In: Finance
a) Describe four feasible ways for small firms to raise capital. b) Describe two advantages and two disadvantages for firms to raise capital through debt instead of equity. (4 mark) c) Explain the difference between IPO underwriting spread and IPO underpricing.
a) Describe four feasible ways for small firms to raise capital.
1. Owner's capital: Nowadays boot-strapping is becoming more popular as it gives the entrepreneurs more freedom & comfort in knowing that that they have their skin in the game.
2. Small Business loans: Governments are trying to boost startups morale by giving more room to such firms to avail small business loans.
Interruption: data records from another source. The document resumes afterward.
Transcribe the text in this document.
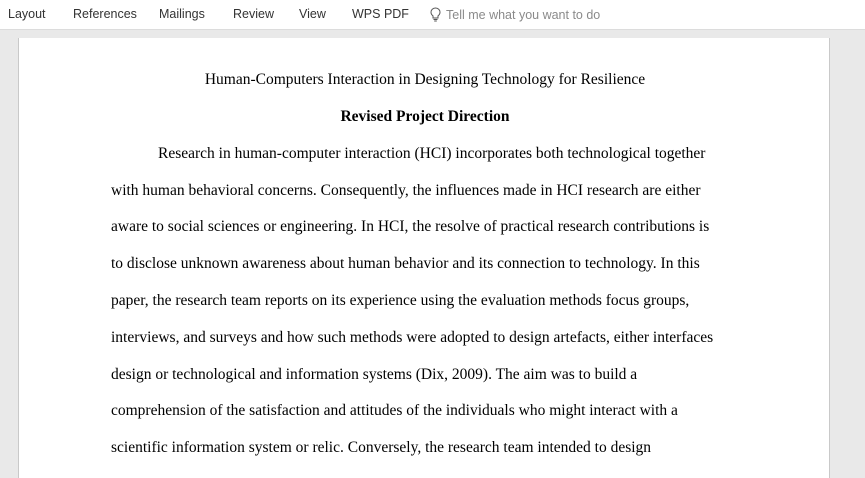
Layout References Mailings Review View WPS PDF	Tell me what you want to do
Human-Computers Interaction in Designing Technology for Resilience
Revised Project Direction
Research in human-computer interaction (HCI) incorporates both technological together
with human behavioral concerns. Consequently, the influences made in HCI research are either
aware to social sciences or engineering. In HCI, the resolve of practical research contributions is
to disclose unknown awareness about human behavior and its connection to technology. In this
paper, the research team reports on its experience using the evaluation methods focus groups,
interviews, and surveys and how such methods were adopted to design artefacts, either interfaces
design or technological and information systems (Dix, 2009). The aim was to build a
comprehension of the satisfaction and attitudes of the individuals who might interact with a
scientific information system or relic. Conversely, the research team intended to design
3. Angel investors: Angel investors (mostly venture capitalists) invest in small firms. This not only helps in bringing money but also with some expertise & experiance.
4. Crowdfunding: Crowdfunding is the use of small amounts of capital from a large number of individuals to finance a new business venture
b) Describe two advantages and two disadvantages for firms to raise capital through debt instead of equity.
Advantages
1. Control: aking out a loan is temporary. The relationship ends when the debt is repaid. The lender does not have any say in how the owner runs his business.
2. Taxes: Loan interest is tax deductible, whereas dividends paid to shareholders are not.
Disadvantages
1. Collateral: Lenders will typically demand that certain assets of the company be held as collateral, and the owner is often required to guarantee the loan personally
2. Fixed payments: Principal and interest payments must be made on specified dates without fail. Businesses that have unpredictable cash flows might have difficulties making loan payments.
c) Explain the difference between IPO underwriting spread and IPO underpricing.
IPO Underwriting spread: The underwriting spread is the difference between the amount that a securities underwriter return to an issuer and the total proceeds gained from the issue.
IPO Underpricing: Underpricing is the practice of listing an initial public offering (IPO) at a price below its real value in the stock market.